Question d'actualité sur le congé de paternité pour les enseignants

03/02/2021

Question d'actualité de Mme Stéphanie Cortisse à Mme Caroline Désir, Ministre de l'Éducation, sur le congé de paternité des enseignants.

Mme Stéphanie Cortisse (MR).- Madame la Ministre, en décembre dernier, la loi relative aux contrats de travail a été modifiée. Depuis le 1er janvier 2021, le congé de paternité est effectivement passé de dix à quinze jours. Cette loi prévoit par ailleurs un nouvel élargissement de ce congé à vingt jours en 2023.

Cependant, cette législation, adoptée au niveau fédéral, ne concerne pas les membres du personnel de l'enseignement francophone qui relève des compétences de la Fédération Wallonie-Bruxelles.

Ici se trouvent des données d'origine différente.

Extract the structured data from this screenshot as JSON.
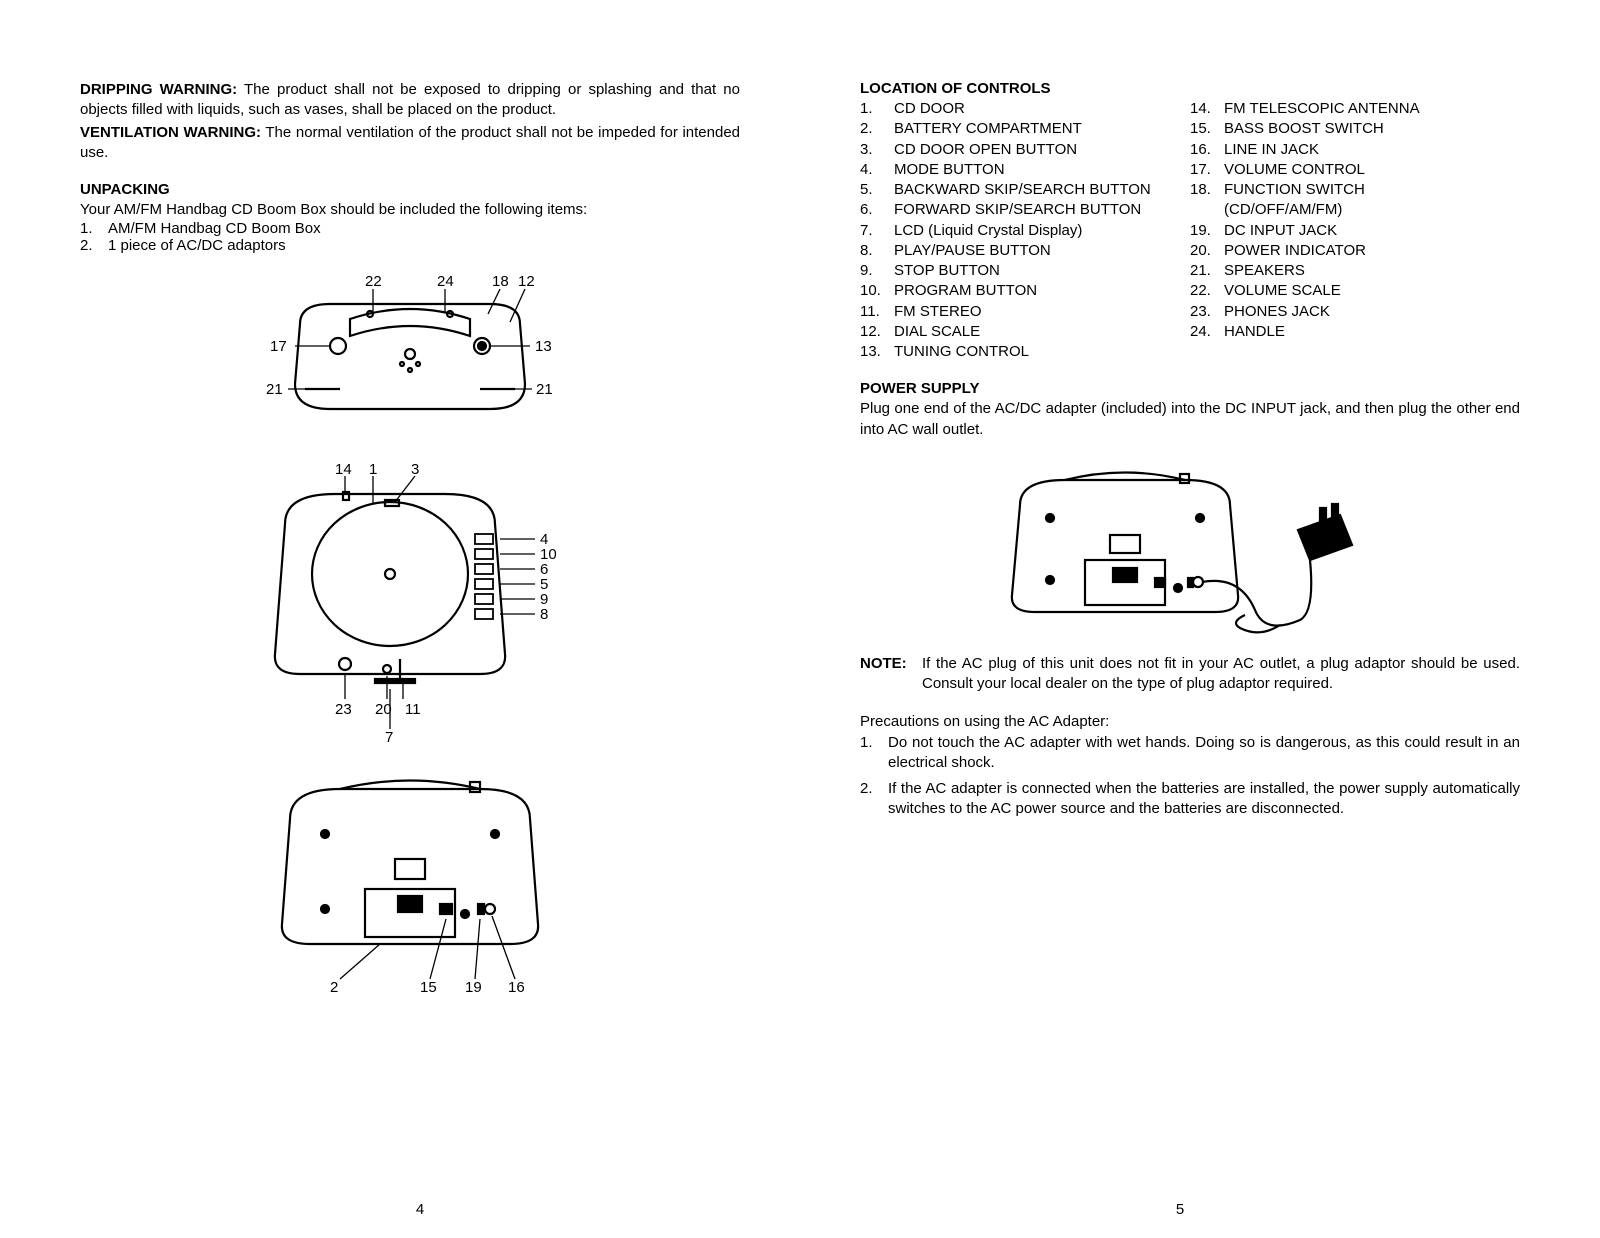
{
  "left": {
    "drip_label": "DRIPPING WARNING:",
    "drip_text": " The product shall not be exposed to dripping or splashing and that no objects filled with liquids, such as vases, shall be placed on the product.",
    "vent_label": "VENTILATION WARNING:",
    "vent_text": " The normal ventilation of the product shall not be impeded for intended use.",
    "unpacking_title": "UNPACKING",
    "unpacking_intro": "Your AM/FM Handbag CD Boom Box should be included the following items:",
    "unpack1_n": "1.",
    "unpack1": "AM/FM Handbag CD Boom Box",
    "unpack2_n": "2.",
    "unpack2": "1 piece of AC/DC adaptors",
    "top_labels": {
      "l22": "22",
      "l24": "24",
      "l18": "18",
      "l12": "12",
      "l17": "17",
      "l13": "13",
      "l21a": "21",
      "l21b": "21"
    },
    "front_labels": {
      "l14": "14",
      "l1": "1",
      "l3": "3",
      "l4": "4",
      "l10": "10",
      "l6": "6",
      "l5": "5",
      "l9": "9",
      "l8": "8",
      "l23": "23",
      "l20": "20",
      "l11": "11",
      "l7": "7"
    },
    "back_labels": {
      "l2": "2",
      "l15": "15",
      "l19": "19",
      "l16": "16"
    },
    "page_num": "4"
  },
  "right": {
    "loc_title": "LOCATION OF CONTROLS",
    "col1": [
      {
        "n": "1.",
        "t": "CD DOOR"
      },
      {
        "n": "2.",
        "t": "BATTERY COMPARTMENT"
      },
      {
        "n": "3.",
        "t": "CD DOOR OPEN BUTTON"
      },
      {
        "n": "4.",
        "t": "MODE BUTTON"
      },
      {
        "n": "5.",
        "t": "BACKWARD SKIP/SEARCH BUTTON"
      },
      {
        "n": "6.",
        "t": "FORWARD SKIP/SEARCH BUTTON"
      },
      {
        "n": "7.",
        "t": "LCD (Liquid Crystal Display)"
      },
      {
        "n": "8.",
        "t": "PLAY/PAUSE BUTTON"
      },
      {
        "n": "9.",
        "t": "STOP BUTTON"
      },
      {
        "n": "10.",
        "t": "PROGRAM BUTTON"
      },
      {
        "n": "11.",
        "t": "FM STEREO"
      },
      {
        "n": "12.",
        "t": "DIAL SCALE"
      },
      {
        "n": "13.",
        "t": "TUNING CONTROL"
      }
    ],
    "col2": [
      {
        "n": "14.",
        "t": "FM TELESCOPIC ANTENNA"
      },
      {
        "n": "15.",
        "t": "BASS BOOST SWITCH"
      },
      {
        "n": "16.",
        "t": "LINE IN JACK"
      },
      {
        "n": "17.",
        "t": "VOLUME CONTROL"
      },
      {
        "n": "18.",
        "t": "FUNCTION SWITCH"
      },
      {
        "n": "",
        "t": "(CD/OFF/AM/FM)"
      },
      {
        "n": "19.",
        "t": "DC INPUT JACK"
      },
      {
        "n": "20.",
        "t": "POWER INDICATOR"
      },
      {
        "n": "21.",
        "t": "SPEAKERS"
      },
      {
        "n": "22.",
        "t": "VOLUME SCALE"
      },
      {
        "n": "23.",
        "t": "PHONES JACK"
      },
      {
        "n": "24.",
        "t": "HANDLE"
      }
    ],
    "power_title": "POWER SUPPLY",
    "power_text": "Plug one end of the AC/DC adapter (included) into the DC INPUT jack, and then plug the other end into AC wall outlet.",
    "note_label": "NOTE:",
    "note_text": "If the AC plug of this unit does not fit in your AC outlet, a plug adaptor should be used. Consult your local dealer on the type of plug adaptor required.",
    "prec_title": "Precautions on using the AC Adapter:",
    "prec1_n": "1.",
    "prec1": "Do not touch the AC adapter with wet hands. Doing so is dangerous, as this could result in an electrical shock.",
    "prec2_n": "2.",
    "prec2": "If the AC adapter is connected when the batteries are installed, the power supply automatically switches to the AC power source and the batteries are disconnected.",
    "page_num": "5"
  }
}
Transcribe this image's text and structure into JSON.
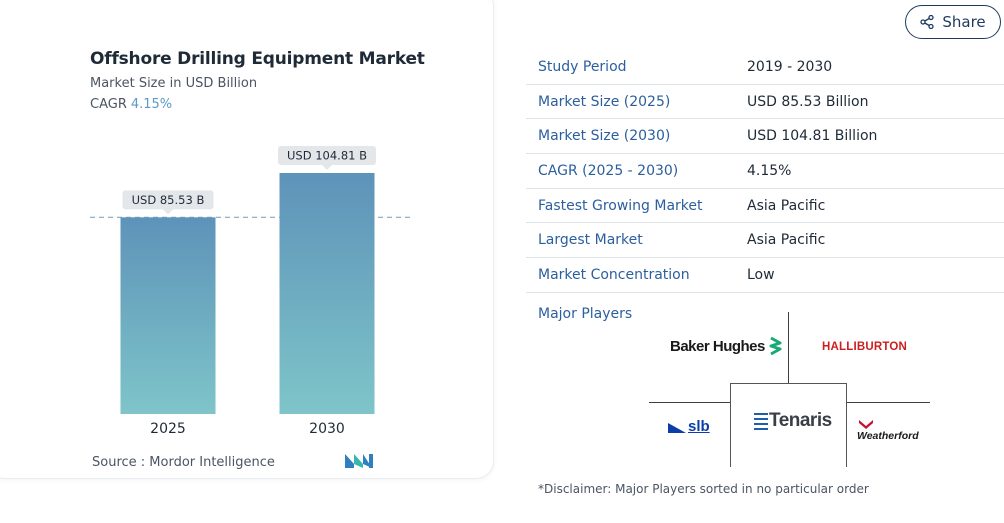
{
  "chart": {
    "title": "Offshore Drilling Equipment Market",
    "subtitle": "Market Size in USD Billion",
    "cagr_label": "CAGR",
    "cagr_value": "4.15%",
    "source": "Source :  Mordor Intelligence"
  },
  "chart_data": {
    "type": "bar",
    "title": "Offshore Drilling Equipment Market",
    "subtitle": "Market Size in USD Billion",
    "categories": [
      "2025",
      "2030"
    ],
    "values": [
      85.53,
      104.81
    ],
    "data_labels": [
      "USD 85.53 B",
      "USD 104.81 B"
    ],
    "ylabel": "",
    "xlabel": "",
    "ylim": [
      0,
      110
    ],
    "grid": false,
    "reference_line": 85.53,
    "colors": {
      "bar_top": "#5e93b9",
      "bar_bottom": "#7ec5c9"
    }
  },
  "share": {
    "label": "Share",
    "icon": "share-icon"
  },
  "info_table": [
    {
      "label": "Study Period",
      "value": "2019 - 2030"
    },
    {
      "label": "Market Size (2025)",
      "value": "USD 85.53 Billion"
    },
    {
      "label": "Market Size (2030)",
      "value": "USD 104.81 Billion"
    },
    {
      "label": "CAGR (2025 - 2030)",
      "value": "4.15%"
    },
    {
      "label": "Fastest Growing Market",
      "value": "Asia Pacific"
    },
    {
      "label": "Largest Market",
      "value": "Asia Pacific"
    },
    {
      "label": "Market Concentration",
      "value": "Low"
    }
  ],
  "players": {
    "label": "Major Players",
    "logos": {
      "baker_hughes": "Baker Hughes",
      "halliburton": "HALLIBURTON",
      "slb": "slb",
      "tenaris": "Tenaris",
      "weatherford": "Weatherford"
    },
    "disclaimer": "*Disclaimer: Major Players sorted in no particular order"
  },
  "colors": {
    "accent": "#2b5f9e",
    "cagr": "#5b9bc6",
    "halliburton": "#cc1f1f",
    "weatherford": "#c8102e",
    "slb": "#0b3ea8"
  }
}
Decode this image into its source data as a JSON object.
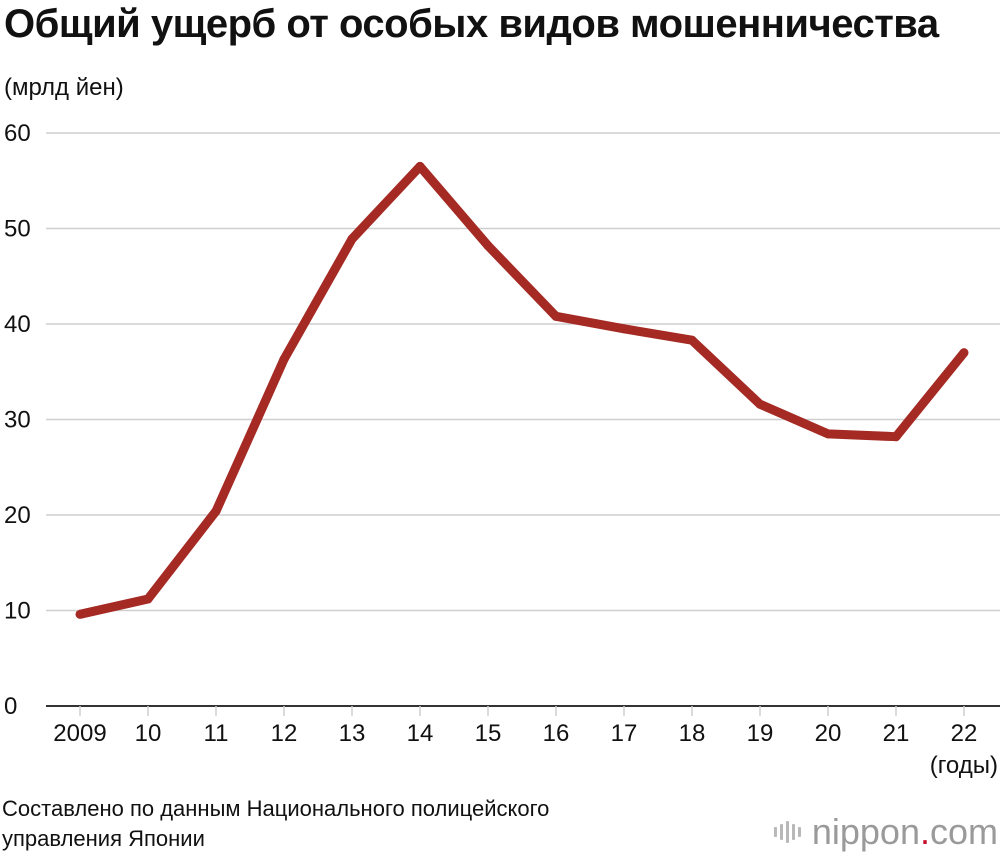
{
  "title": "Общий ущерб от особых видов мошенничества",
  "y_unit": "(мрлд йен)",
  "x_unit": "(годы)",
  "source": "Составлено по данным Национального полицейского управления Японии",
  "brand": {
    "name": "nippon",
    "dot": ".",
    "tld": "com"
  },
  "colors": {
    "line": "#a52a24",
    "grid": "#cfcfcf",
    "axis": "#333333",
    "brand_dot": "#c8102e"
  },
  "chart_data": {
    "type": "line",
    "title": "Общий ущерб от особых видов мошенничества",
    "ylabel": "(мрлд йен)",
    "xlabel": "(годы)",
    "ylim": [
      0,
      60
    ],
    "yticks": [
      0,
      10,
      20,
      30,
      40,
      50,
      60
    ],
    "grid": true,
    "categories": [
      "2009",
      "10",
      "11",
      "12",
      "13",
      "14",
      "15",
      "16",
      "17",
      "18",
      "19",
      "20",
      "21",
      "22"
    ],
    "series": [
      {
        "values": [
          9.6,
          11.2,
          20.4,
          36.3,
          48.9,
          56.5,
          48.2,
          40.8,
          39.5,
          38.3,
          31.6,
          28.5,
          28.2,
          37.0
        ]
      }
    ]
  }
}
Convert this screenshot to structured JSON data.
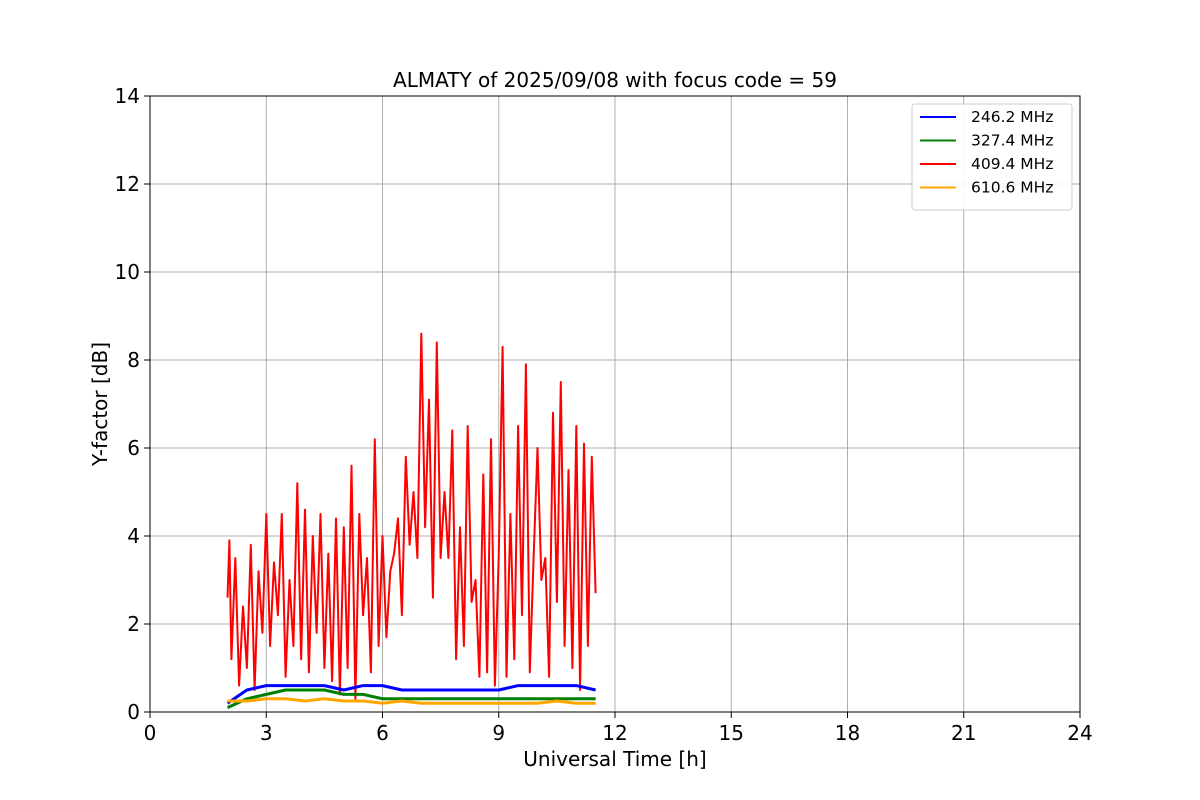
{
  "chart_data": {
    "type": "line",
    "title": "ALMATY of 2025/09/08 with focus code = 59",
    "xlabel": "Universal Time [h]",
    "ylabel": "Y-factor [dB]",
    "xlim": [
      0,
      24
    ],
    "ylim": [
      0,
      14
    ],
    "xticks": [
      0,
      3,
      6,
      9,
      12,
      15,
      18,
      21,
      24
    ],
    "yticks": [
      0,
      2,
      4,
      6,
      8,
      10,
      12,
      14
    ],
    "grid": true,
    "legend_position": "top-right",
    "series": [
      {
        "name": "246.2 MHz",
        "color": "#0000ff",
        "x": [
          2.0,
          2.5,
          3.0,
          3.5,
          4.0,
          4.5,
          5.0,
          5.5,
          6.0,
          6.5,
          7.0,
          7.5,
          8.0,
          8.5,
          9.0,
          9.5,
          10.0,
          10.5,
          11.0,
          11.5
        ],
        "y": [
          0.2,
          0.5,
          0.6,
          0.6,
          0.6,
          0.6,
          0.5,
          0.6,
          0.6,
          0.5,
          0.5,
          0.5,
          0.5,
          0.5,
          0.5,
          0.6,
          0.6,
          0.6,
          0.6,
          0.5
        ]
      },
      {
        "name": "327.4 MHz",
        "color": "#008000",
        "x": [
          2.0,
          2.5,
          3.0,
          3.5,
          4.0,
          4.5,
          5.0,
          5.5,
          6.0,
          6.5,
          7.0,
          7.5,
          8.0,
          8.5,
          9.0,
          9.5,
          10.0,
          10.5,
          11.0,
          11.5
        ],
        "y": [
          0.1,
          0.3,
          0.4,
          0.5,
          0.5,
          0.5,
          0.4,
          0.4,
          0.3,
          0.3,
          0.3,
          0.3,
          0.3,
          0.3,
          0.3,
          0.3,
          0.3,
          0.3,
          0.3,
          0.3
        ]
      },
      {
        "name": "409.4 MHz",
        "color": "#ff0000",
        "x": [
          2.0,
          2.05,
          2.1,
          2.2,
          2.3,
          2.4,
          2.5,
          2.6,
          2.7,
          2.8,
          2.9,
          3.0,
          3.1,
          3.2,
          3.3,
          3.4,
          3.5,
          3.6,
          3.7,
          3.8,
          3.9,
          4.0,
          4.1,
          4.2,
          4.3,
          4.4,
          4.5,
          4.6,
          4.7,
          4.8,
          4.9,
          5.0,
          5.1,
          5.2,
          5.3,
          5.4,
          5.5,
          5.6,
          5.7,
          5.8,
          5.9,
          6.0,
          6.1,
          6.2,
          6.3,
          6.4,
          6.5,
          6.6,
          6.7,
          6.8,
          6.9,
          7.0,
          7.1,
          7.2,
          7.3,
          7.4,
          7.5,
          7.6,
          7.7,
          7.8,
          7.9,
          8.0,
          8.1,
          8.2,
          8.3,
          8.4,
          8.5,
          8.6,
          8.7,
          8.8,
          8.9,
          9.0,
          9.1,
          9.2,
          9.3,
          9.4,
          9.5,
          9.6,
          9.7,
          9.8,
          9.9,
          10.0,
          10.1,
          10.2,
          10.3,
          10.4,
          10.5,
          10.6,
          10.7,
          10.8,
          10.9,
          11.0,
          11.1,
          11.2,
          11.3,
          11.4,
          11.5
        ],
        "y": [
          2.6,
          3.9,
          1.2,
          3.5,
          0.6,
          2.4,
          1.0,
          3.8,
          0.5,
          3.2,
          1.8,
          4.5,
          1.5,
          3.4,
          2.2,
          4.5,
          0.8,
          3.0,
          1.5,
          5.2,
          1.2,
          4.6,
          0.9,
          4.0,
          1.8,
          4.5,
          1.0,
          3.6,
          0.7,
          4.4,
          0.4,
          4.2,
          1.0,
          5.6,
          0.3,
          4.5,
          2.2,
          3.5,
          0.9,
          6.2,
          1.5,
          4.0,
          1.7,
          3.2,
          3.6,
          4.4,
          2.2,
          5.8,
          3.8,
          5.0,
          3.5,
          8.6,
          4.2,
          7.1,
          2.6,
          8.4,
          3.5,
          5.0,
          3.5,
          6.4,
          1.2,
          4.2,
          1.5,
          6.5,
          2.5,
          3.0,
          0.8,
          5.4,
          0.9,
          6.2,
          0.6,
          3.6,
          8.3,
          0.8,
          4.5,
          1.2,
          6.5,
          2.2,
          7.9,
          0.9,
          3.5,
          6.0,
          3.0,
          3.5,
          0.8,
          6.8,
          2.5,
          7.5,
          1.5,
          5.5,
          1.0,
          6.5,
          0.5,
          6.1,
          1.5,
          5.8,
          2.7
        ]
      },
      {
        "name": "610.6 MHz",
        "color": "#ffa500",
        "x": [
          2.0,
          2.5,
          3.0,
          3.5,
          4.0,
          4.5,
          5.0,
          5.5,
          6.0,
          6.5,
          7.0,
          7.5,
          8.0,
          8.5,
          9.0,
          9.5,
          10.0,
          10.5,
          11.0,
          11.5
        ],
        "y": [
          0.25,
          0.25,
          0.3,
          0.3,
          0.25,
          0.3,
          0.25,
          0.25,
          0.2,
          0.25,
          0.2,
          0.2,
          0.2,
          0.2,
          0.2,
          0.2,
          0.2,
          0.25,
          0.2,
          0.2
        ]
      }
    ]
  }
}
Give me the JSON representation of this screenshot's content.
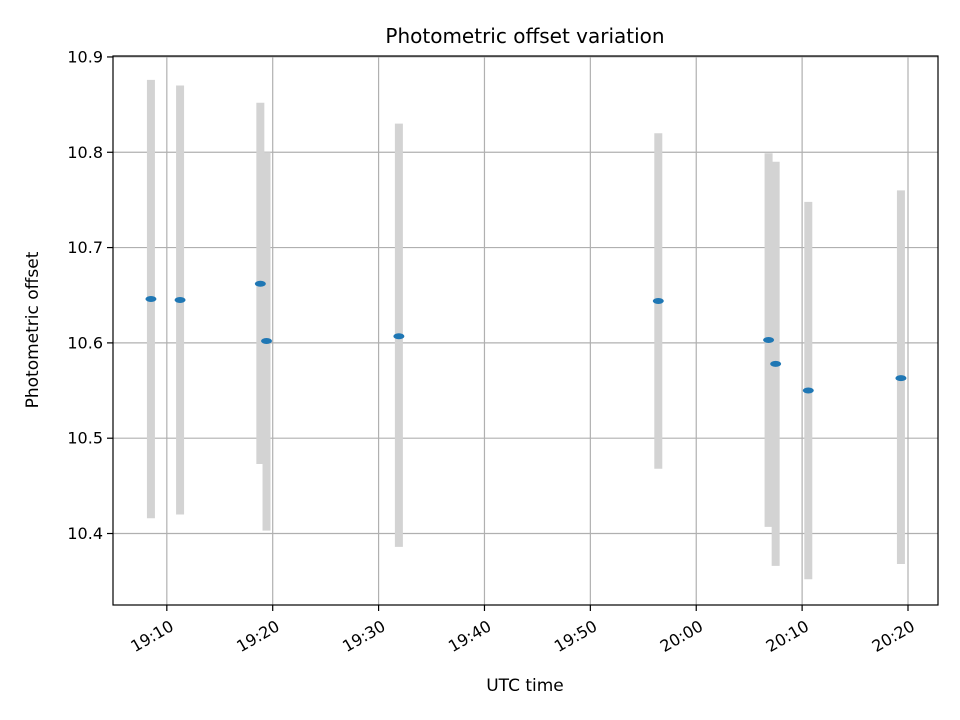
{
  "chart_data": {
    "type": "scatter",
    "title": "Photometric offset variation",
    "xlabel": "UTC time",
    "ylabel": "Photometric offset",
    "grid": true,
    "xlim": [
      "19:04:55",
      "20:22:50"
    ],
    "ylim": [
      10.325,
      10.901
    ],
    "x_ticks": [
      "19:10",
      "19:20",
      "19:30",
      "19:40",
      "19:50",
      "20:00",
      "20:10",
      "20:20"
    ],
    "y_ticks": [
      "10.4",
      "10.5",
      "10.6",
      "10.7",
      "10.8",
      "10.9"
    ],
    "colors": {
      "points": "#1f77b4",
      "errorbars": "#d3d3d3",
      "grid": "#b0b0b0"
    },
    "points": [
      {
        "time": "19:08:30",
        "value": 10.646,
        "low": 10.416,
        "high": 10.876
      },
      {
        "time": "19:11:15",
        "value": 10.645,
        "low": 10.42,
        "high": 10.87
      },
      {
        "time": "19:18:50",
        "value": 10.662,
        "low": 10.473,
        "high": 10.852
      },
      {
        "time": "19:19:25",
        "value": 10.602,
        "low": 10.403,
        "high": 10.8
      },
      {
        "time": "19:31:55",
        "value": 10.607,
        "low": 10.386,
        "high": 10.83
      },
      {
        "time": "19:56:25",
        "value": 10.644,
        "low": 10.468,
        "high": 10.82
      },
      {
        "time": "20:06:50",
        "value": 10.603,
        "low": 10.407,
        "high": 10.799
      },
      {
        "time": "20:07:30",
        "value": 10.578,
        "low": 10.366,
        "high": 10.79
      },
      {
        "time": "20:10:35",
        "value": 10.55,
        "low": 10.352,
        "high": 10.748
      },
      {
        "time": "20:19:20",
        "value": 10.563,
        "low": 10.368,
        "high": 10.76
      }
    ]
  }
}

Pouvez-vous confirmer que le gouvernement étudie l'allongement du congé de paternité du personnel enseignant? La concertation avec les syndicats et les pouvoirs organisateurs est-elle en bonne voie? Qu'en ressort-il? Quelles sont les contraintes actuellement rencontrées? Pourriez-vous nous présenter un calendrier? Qu'en est-il de la situation des autres professionnels de l'enseignement à ce sujet?

Mme Caroline Désir, Ministre de l'Éducation.- Madame la Députée, je vous remercie de me permettre d'aborder, de clarifier et de préciser ce sujet. Effectivement, il y a une attente bien normale de la part des jeunes ou futurs papas membres du personnel de l'enseignement.

L'excellente législation fédérale ne leur est malheureusement pas applicable directement. Nous devons transposer ces nouvelles dispositions dans notre réglementation communautaire.

Je me suis évidemment déjà saisie de cet enjeu, car je ne veux discriminer personne. Nous avons entamé des concertations avec les organisations syndicales et les fédérations de PO.

Nous devons réaliser quelques arbitrages, notamment sur le remplacement des membres du personnel en congé de paternité.

Je suis donc en train de préparer un avant-projet de décret qui sera bientôt soumis au gouvernement. Cet avant-projet intégrera une disposition transitoire pour que les nouveaux papas qui ont eu un bébé entre le 1er janvier, date d'entrée en vigueur de la législation fédérale, et le moment où notre décret sera en vigueur, puissent bénéficier d'une dérogation à la règle des quatre mois et ainsi bénéficier des cinq jours supplémentaires avant le 31 décembre prochain.

Cette réglementation s'appliquera bien à tous les membres du personnel de l'enseignement obligatoire et des écoles supérieures des arts (ESA).

Mme Stéphanie Cortisse (MR).- Dans un témoignage, paru dans la presse, la semaine dernière, un jeune papa, enseignant de l'enseignement secondaire en région verviétoise, faisait état d'un sentiment d'incompréhension et d'injustice par rapport aux autres pères qui, eux, ont droit à quinze jours de congé de paternité.

«Je sais que l'on me dira certainement que je suis enseignant, que j'ai beaucoup de jours de congé, mais ici, cela n'a rien à voir», dit-il. «On parle d'un congé parental qui n'est finalement pas le même pour tout le monde».

J'approuve ces propos selon lesquels cette situation révèle un problème d'équité. Il y a une réelle et légitime attente dans le chef des enseignants de pouvoir bénéficier des mêmes droits de paternité que tous les autres travailleurs.

C'est pourquoi le groupe MR se réjouit que vous travailliez, Madame la Ministre, à résoudre cette question. Je suivrai ce dossier avec attention. Je vous remercie.